Выскочившему на шум из дома Вацлаву далеко не сразу удалось разнять участников драки. Через несколько минут все трое, запыхавшись, сидели на траве и удивлённо друг на друга поглядывали.

– Ты это чего? – спросил, наконец, Вацлав Марокантова, поправлявшего ошейник и растиравшего шею.

– Да во двор, паскуда, проникнуть пытался, – деловито, с чувством исполненного долга, ответил Марокантов. – Видно, украсть чего-то планировал.

– А ты чего? – перевёл свой взгляд на Цылина Вацлав.

– Собакой пришёл быть, – смущённо ответил Цылин, осматривая порванную в нескольких местах рубаху.

– Катись к чёрту, Цыля! Даже не мечтай! Ошейник теперь мой! – оскалился Марокантов.

– С какой это стати?

– А с такой!

Драка была готова вспыхнуть вновь, но Вацлав, пользуясь своим авторитетом и неожиданной трезвостью, быстро предотвратил конфликт:

– Фу, Мара, фу! Марш в будку! Я сам разберусь! И ты, Иван, тоже зря на пса не кричи! Он всего лишь дело своё делает. И, как видишь, неплохо справляется.

Фыркая и посыпая Цылина последними ругательствами, Марокантов послушно скрылся в будке.

Вацлав по-дружески похлопал Цылина по плечу.

– Слушай, Иван! Не хочу, чтобы между нами недопонимания остались, поэтому скажу всё как есть. Как собака ты мне всегда нравился, вот те крест! Но, положа руку на сердце, пёс из тебя сторожевой не получился. Тут уж Марианна права, как ни крути. Для города ты бы сгодился в самый раз, но здесь, – Вацлав трепетным взглядом обвёл двор, – здесь от собаки больше требуется. Тем более, сейчас, когда хозяйства прибавилось. Ты отгулы просишь, сомнения испытываешь. Сколько дней прошло, от тебя – ни слуху, ни духу. Не по-собачьи это как-то, понимаешь? А этот даже не спрашивал ничего! Пришёл, ошейник надел и сразу же прохожих матом на всю улицу обложил. Кота не гоняет, палку, как и положено, в зубах носит.

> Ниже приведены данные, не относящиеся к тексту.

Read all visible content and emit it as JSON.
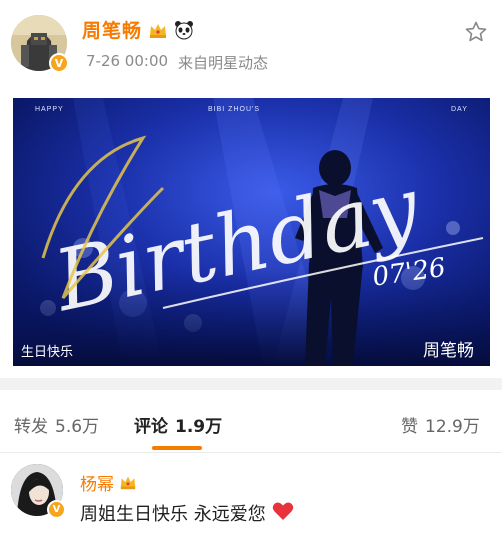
{
  "post": {
    "author_name": "周笔畅",
    "timestamp": "7-26 00:00",
    "source": "来自明星动态",
    "verified_badge": "V",
    "icons": [
      "crown-icon",
      "panda-icon",
      "star-icon"
    ],
    "image": {
      "top_left_text": "HAPPY",
      "top_center_text": "BIBI ZHOU'S",
      "top_right_text": "DAY",
      "script_text": "Birthday",
      "date_text": "07'26",
      "bottom_left_text": "生日快乐",
      "bottom_right_text": "周笔畅"
    }
  },
  "actions": {
    "repost_label": "转发",
    "repost_count": "5.6万",
    "comment_label": "评论",
    "comment_count": "1.9万",
    "like_label": "赞",
    "like_count": "12.9万"
  },
  "comment": {
    "author_name": "杨幂",
    "verified_badge": "V",
    "text": "周姐生日快乐 永远爱您",
    "emoji": "heart-icon"
  },
  "colors": {
    "accent": "#f77b00",
    "image_blue": "#0b1e7a",
    "heart": "#e8323c"
  }
}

– У меня дочери замуж выходят, свадьбы делать надо, – обречённо сказал Цылин. – Хочется по-человечески дочерей выдать. Как же мне тогда, если не собакой?

– Ну, тут уж не знаю, чем тебе помочь. Даже место петуха, и то третьего дня заняли, видишь?

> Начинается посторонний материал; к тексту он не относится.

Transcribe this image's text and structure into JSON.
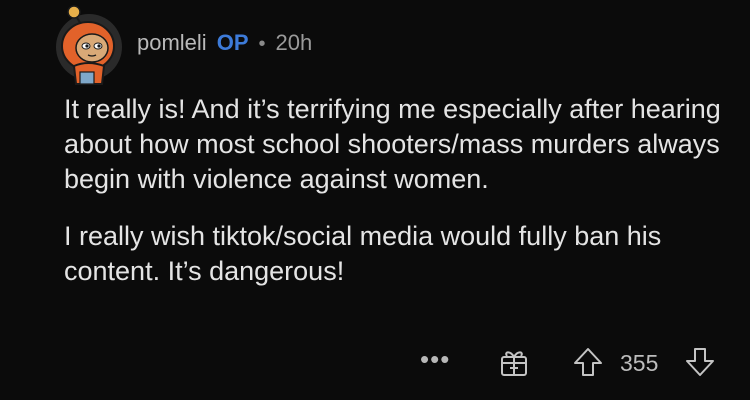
{
  "comment": {
    "author": "pomleli",
    "author_badge": "OP",
    "separator": "•",
    "age": "20h",
    "paragraphs": [
      "It really is! And it’s terrifying me especially after hearing about how most school shooters/mass murders always begin with violence against women.",
      "I really wish tiktok/social media would fully ban his content. It’s dangerous!"
    ],
    "actions": {
      "more_label": "•••",
      "score": "355",
      "icons": {
        "avatar": "snoo-avatar-orange-hood",
        "award": "gift-award-icon",
        "upvote": "upvote-arrow-icon",
        "downvote": "downvote-arrow-icon"
      }
    }
  },
  "colors": {
    "background": "#0b0b0b",
    "text": "#e4e4e4",
    "op_badge": "#3d7bd9",
    "muted": "#9a9a9a"
  }
}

Вацлав кивнул головой в сторону сада, где в окружении десятка женщин между яблонь и кустов гордо вышагивал почтенных лет мужик в жакете и красных резиновых сапогах. Кажется, в недавнем прошлом это был врач местной больницы.

– А я уже согласен быть собакой круглосуточно. С одним выходным в неделю.

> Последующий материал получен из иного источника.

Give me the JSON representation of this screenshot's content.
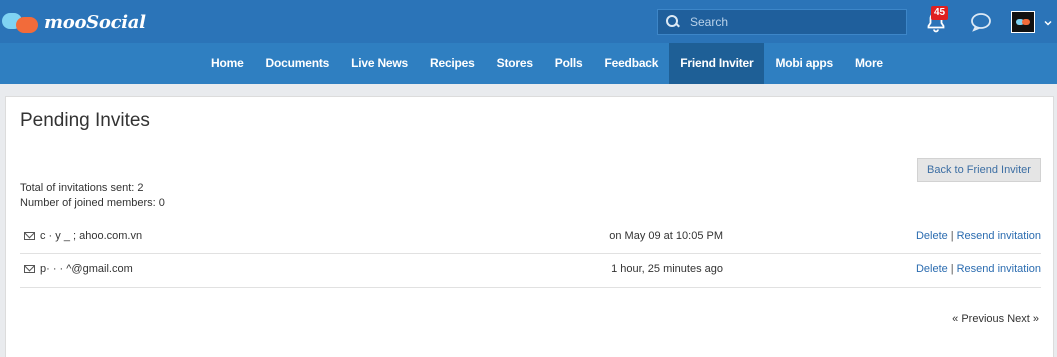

– Ну, сам видишь, – сочувственно вздохнул Вацлав, кивнув головой на будку, в которой Марокантов что-то увлечённо и громко ел. – И без всяких выходных! Ну как такого пса за ворота вышвырнуть?

– Да подлец он, а не собака. Хоть у Целлофена спроси! – не согласился Цылин.

– А вот тут ты, Иван, не прав! – отозвался свинья Целлофен. – Как собака Марокантов полезнее тебя будет. Да и нельзя сказать, что он подсидел тебя. Ошейник на траве валялся. Лёха всего лишь расторопность проявил. В нынешнее время штука необходимая. Каждый устраивается как может, незачем на это пенять.

– И это твоё спасибо за то, что я тебя сюда устроил? – бессильно спросил Цылин.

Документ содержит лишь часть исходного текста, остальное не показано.